There isn’t a more traditionally Scottish dish than good ‘ol haggis, which is the heart, liver and lungs of a sheep minced with some stuff to make it taste better (mostly onions, oatmeal and spices) before it’s stuffed into a sheep’s stomach. Those guys have the drinking horn spirit for sure – they don’t let any part of the animal go to waste! But new claims have been coming to light that have us asking – did the Vikings invent haggis?
Robert Burns described the traditional Scottish supper as haggis, “neeps at tatties” (some root veggies and potatoes) and a dram of Scotch whiskey. A fine heritage indeed, but does that heritage actually belong to the Scots? A master butcher from the UK says neinn – it was the Vikings who were first responsible for this magnificent innovation.

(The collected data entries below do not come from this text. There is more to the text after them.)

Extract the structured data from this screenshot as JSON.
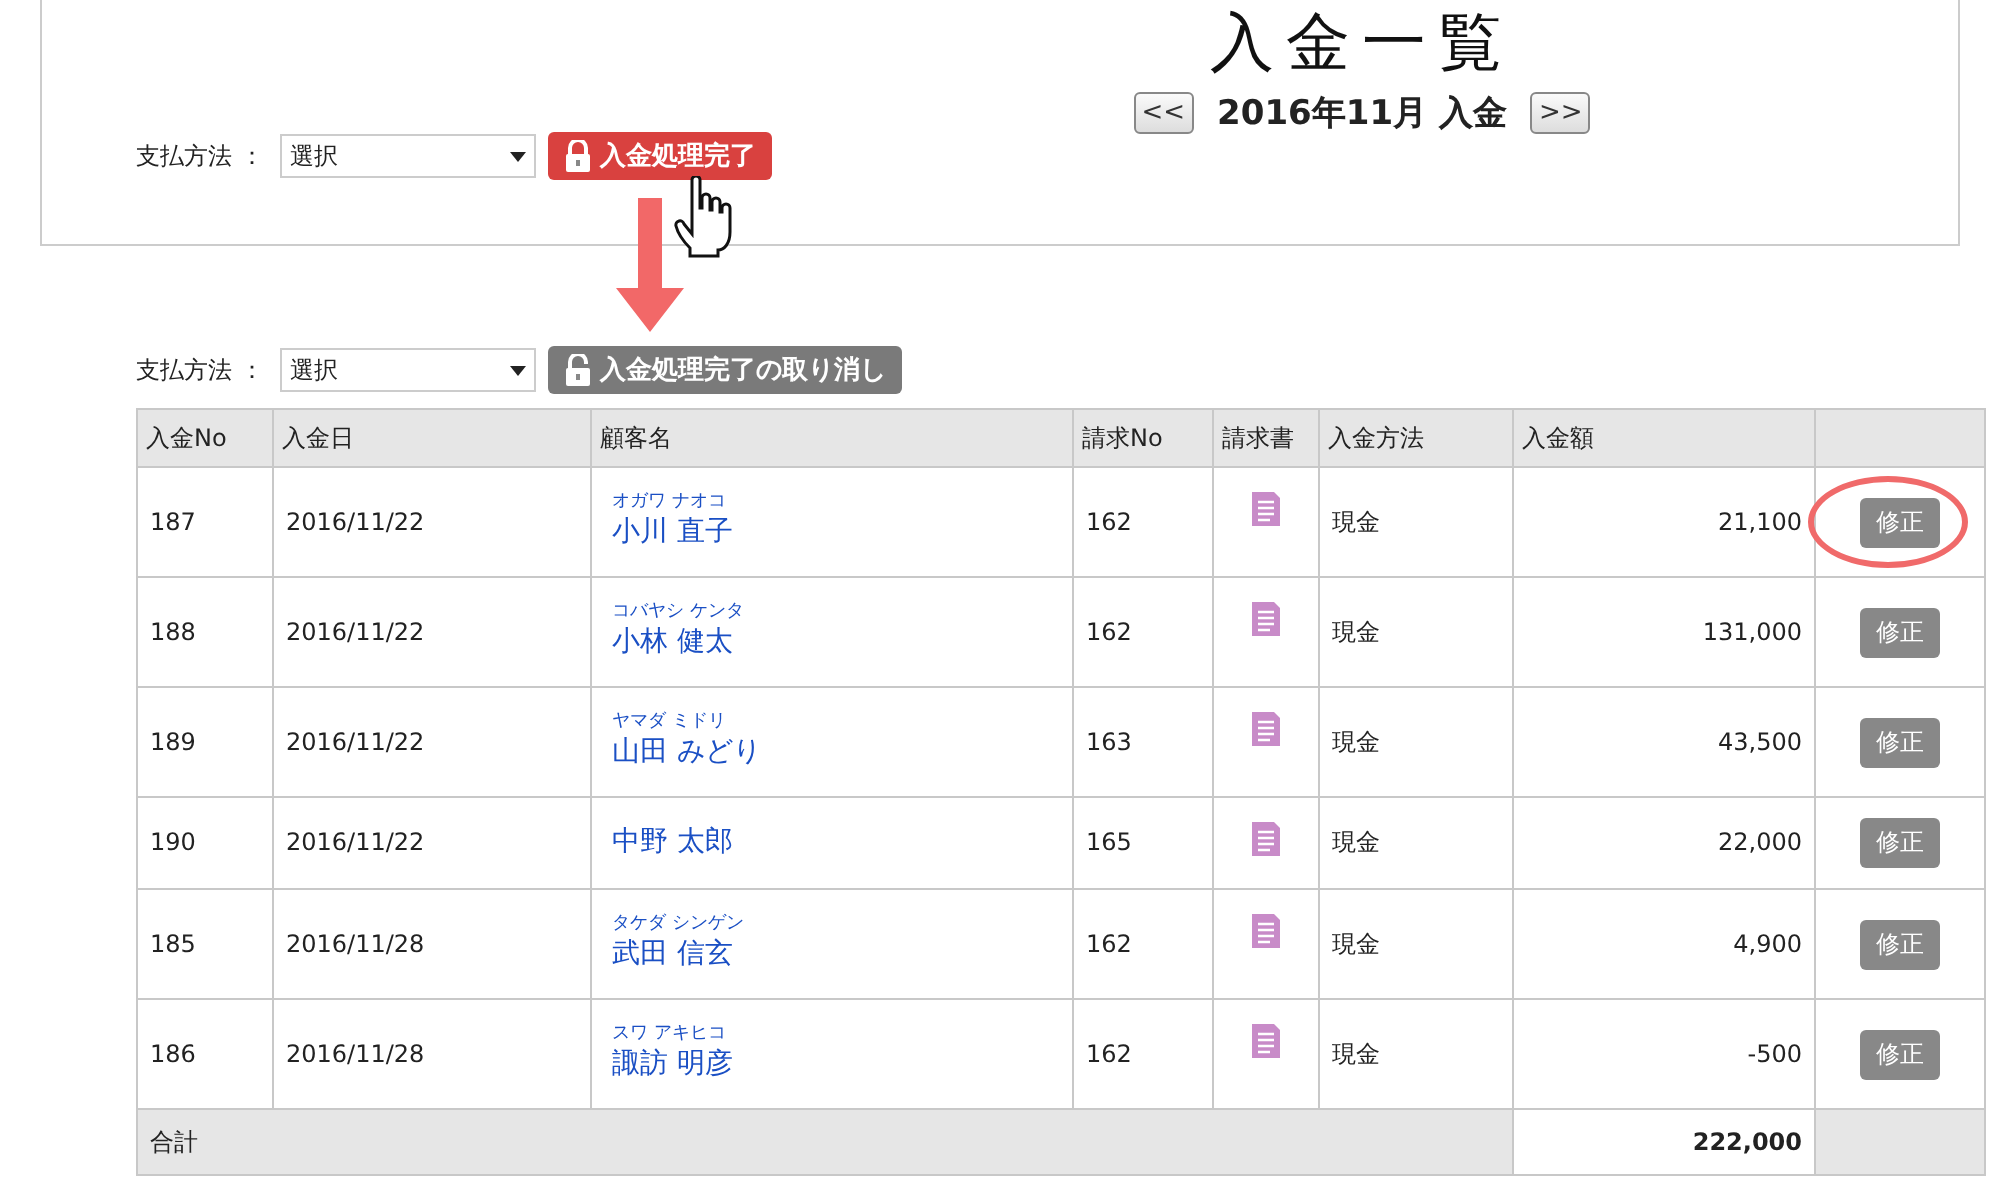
{
  "title": "入金一覧",
  "period": {
    "prev": "<<",
    "label": "2016年11月 入金",
    "next": ">>"
  },
  "filters": [
    {
      "label": "支払方法 ：",
      "value": "選択",
      "button": {
        "label": "入金処理完了",
        "kind": "complete"
      }
    },
    {
      "label": "支払方法 ：",
      "value": "選択",
      "button": {
        "label": "入金処理完了の取り消し",
        "kind": "cancel"
      }
    }
  ],
  "table": {
    "columns": [
      "入金No",
      "入金日",
      "顧客名",
      "請求No",
      "請求書",
      "入金方法",
      "入金額"
    ],
    "rows": [
      {
        "no": "187",
        "date": "2016/11/22",
        "kana": "オガワ ナオコ",
        "name": "小川 直子",
        "invoice_no": "162",
        "method": "現金",
        "amount": "21,100",
        "action": "修正",
        "circled": true
      },
      {
        "no": "188",
        "date": "2016/11/22",
        "kana": "コバヤシ ケンタ",
        "name": "小林 健太",
        "invoice_no": "162",
        "method": "現金",
        "amount": "131,000",
        "action": "修正",
        "circled": false
      },
      {
        "no": "189",
        "date": "2016/11/22",
        "kana": "ヤマダ ミドリ",
        "name": "山田 みどり",
        "invoice_no": "163",
        "method": "現金",
        "amount": "43,500",
        "action": "修正",
        "circled": false
      },
      {
        "no": "190",
        "date": "2016/11/22",
        "name": "中野 太郎",
        "invoice_no": "165",
        "method": "現金",
        "amount": "22,000",
        "action": "修正",
        "circled": false
      },
      {
        "no": "185",
        "date": "2016/11/28",
        "kana": "タケダ シンゲン",
        "name": "武田 信玄",
        "invoice_no": "162",
        "method": "現金",
        "amount": "4,900",
        "action": "修正",
        "circled": false
      },
      {
        "no": "186",
        "date": "2016/11/28",
        "kana": "スワ アキヒコ",
        "name": "諏訪 明彦",
        "invoice_no": "162",
        "method": "現金",
        "amount": "-500",
        "action": "修正",
        "circled": false
      }
    ],
    "total": {
      "label": "合計",
      "amount": "222,000"
    }
  }
}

Joe Calligan, who has been a butcher since he became an apprentice under his dad at age 10, claims that Scotland’s traditional use of a sheep to make haggis is wrong – it was originally done using venison by the Vikings. Joe uses strong words, calling Scotland’s national dish an “imposter.” He says the dish should actually be called “staggis,” as haggis must be made the Viking way using deer, which are indigenous to the area (whereas sheep are purportedly not).
“Scotland’s national dish, as it is widely known, is an imposter. The real national dish is staggis, and always has been.” – Joe the Scottish butcher
Joe’s comments are certainly causing a ruckus, but is there any truth to them?
Joe says a friend of his who has done a lot of research on the topic convinced him of haggis’ true origins. There you have it, Joe’s friend says so – it must be true.
Is there really any reason haggis can’t be both a Viking import and the national dish of Scotland?